Based on Witzel's article, historians like Romila Thapar state that this passage contained literary evidence for Aryan migration. The historian Ram Sharan Sharma argued that this passage is "the most explicit statement of immigration into the Subcontinent." The translation by the late Austrian Indologist and Brahmana specialist Hertha Krick (1982), and in part T. Goto (2000), agree with Witzel's. Krick writes (in German:) "Westwards Amavasyu (or: he stayed home in the west, as his name says 'one who has goods/possessions at home')".

Witzel's translation has been criticized by supporters of the Indigenous Aryans theory. In 1998 Indologist Koenraad Elst, a supporter of the Indigenous Aryans theory, was the first to criticize Witzel's translation of the BSS passage, stating:

This text actually speaks of a westward movement towards Central Asia, coupled with a symmetrical eastward movement from India's demographic centre around the Saraswati basin towards the Ganga basin."

Archaeologist B. B. Lal, another supporter of the Indigenous Aryans theory, also suggests the mention of westward movements of some Vedic clans to be the case, rather than any movements from Central Asia or Afghanistan.

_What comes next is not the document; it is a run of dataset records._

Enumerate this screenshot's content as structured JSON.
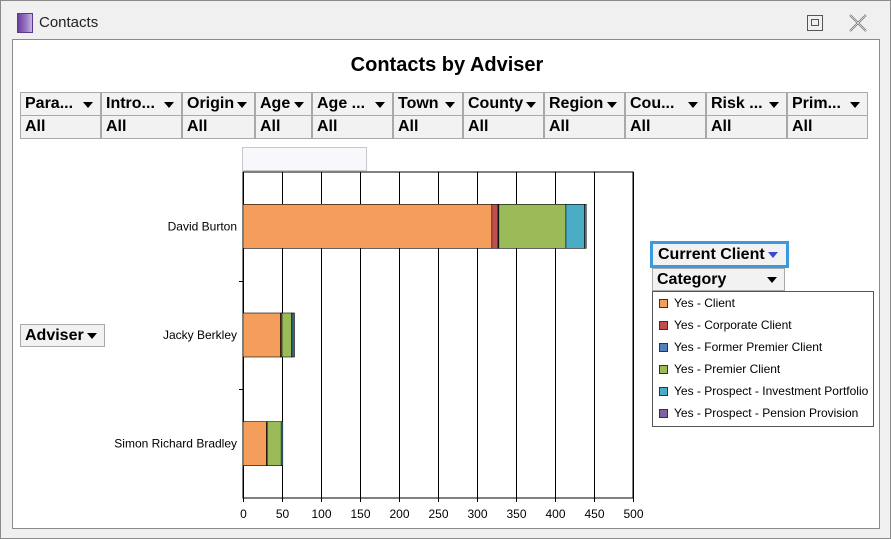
{
  "window": {
    "title": "Contacts"
  },
  "filters": [
    {
      "label": "Para...",
      "value": "All"
    },
    {
      "label": "Intro...",
      "value": "All"
    },
    {
      "label": "Origin",
      "value": "All"
    },
    {
      "label": "Age",
      "value": "All"
    },
    {
      "label": "Age ...",
      "value": "All"
    },
    {
      "label": "Town",
      "value": "All"
    },
    {
      "label": "County",
      "value": "All"
    },
    {
      "label": "Region",
      "value": "All"
    },
    {
      "label": "Cou...",
      "value": "All"
    },
    {
      "label": "Risk ...",
      "value": "All"
    },
    {
      "label": "Prim...",
      "value": "All"
    }
  ],
  "fields": {
    "row_field": "Adviser",
    "series_field": "Current Client",
    "category_field": "Category"
  },
  "legend": [
    {
      "label": "Yes - Client",
      "color": "#f59d5a"
    },
    {
      "label": "Yes - Corporate Client",
      "color": "#c0504d"
    },
    {
      "label": "Yes - Former Premier Client",
      "color": "#4f81bd"
    },
    {
      "label": "Yes - Premier Client",
      "color": "#9bbb59"
    },
    {
      "label": "Yes - Prospect - Investment Portfolio",
      "color": "#4bacc6"
    },
    {
      "label": "Yes - Prospect - Pension Provision",
      "color": "#8064a2"
    }
  ],
  "chart_data": {
    "type": "bar",
    "orientation": "horizontal",
    "stacked": true,
    "title": "Contacts by Adviser",
    "categories": [
      "David Burton",
      "Jacky Berkley",
      "Simon Richard Bradley"
    ],
    "series": [
      {
        "name": "Yes - Client",
        "color": "#f59d5a",
        "values": [
          319,
          48,
          30
        ]
      },
      {
        "name": "Yes - Corporate Client",
        "color": "#c0504d",
        "values": [
          8,
          2,
          1
        ]
      },
      {
        "name": "Yes - Former Premier Client",
        "color": "#4f81bd",
        "values": [
          1,
          0,
          0
        ]
      },
      {
        "name": "Yes - Premier Client",
        "color": "#9bbb59",
        "values": [
          86,
          12,
          18
        ]
      },
      {
        "name": "Yes - Prospect - Investment Portfolio",
        "color": "#4bacc6",
        "values": [
          24,
          2,
          2
        ]
      },
      {
        "name": "Yes - Prospect - Pension Provision",
        "color": "#8064a2",
        "values": [
          2,
          2,
          0
        ]
      }
    ],
    "xlim": [
      0,
      500
    ],
    "xticks": [
      0,
      50,
      100,
      150,
      200,
      250,
      300,
      350,
      400,
      450,
      500
    ],
    "grid": true,
    "legend_position": "right"
  }
}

The passage, or parallel passages, were also discussed by Hans Henrich Hock and (in part) Toshifumi Goto, who also diverged from Witzel's translation. Agarwal further compared Witzel's translation with earlier translations by Willem Caland, C.G. Kashikar and D.S. Triveda, noting that they all state that "Amavasu migrated westwards, rather than staying where he was." According to Cardona, "this text cannot serve to document an Indo-Aryan migration into the main part of the subcontinent." Nevertheless, Cardona also notes that "major arguments put forth by those who maintain that the Indo-Aryans were indigenous to the subcontinent are not cogent." According to Vishal Agarwal, (Note: In an article published by Astha Bharati, "society to promote National unity and integrity.")

...it is perhaps less tortuous to interpret this passage figuratively in a different manner that is more consistent with the Indian tradition. Indian tradition holds that the KuruPanchalas, and later Kashi- Videhas followed Vedic orthoproxy (i.e., they performed fire sacrifices to the Devas) and therefore were ‘alive’, whereas the progeny of Amavasu did not sacrifice to the Devas and hoarded their wealth in their homes.

Agarwal further notes that

One must be extremely wary of using at least the Vedic versions of this legend to construct real history of human migrations, otherwise we would have to deduce an emigration from India in the direction of Central Asia. There is absolutely no read to read modern and colonial Aryan invasion and migration theories into ancient ritual texts.

The only published reaction so far by Witzel has appeared already in 2001 (in EJVS 7–3, notes 45-46). He discusses in detail the various possibilities for an interpretation of the passage and concludes "Whatever interpretation one chooses, this evidence for movements inside the subcontinent (or from its northeastern borders, in Afghanistan) changes little about the bulk of evidence assembled from linguistics and from the RV itself that points to an outside origin of Vedic Sanskrit and its initial speakers."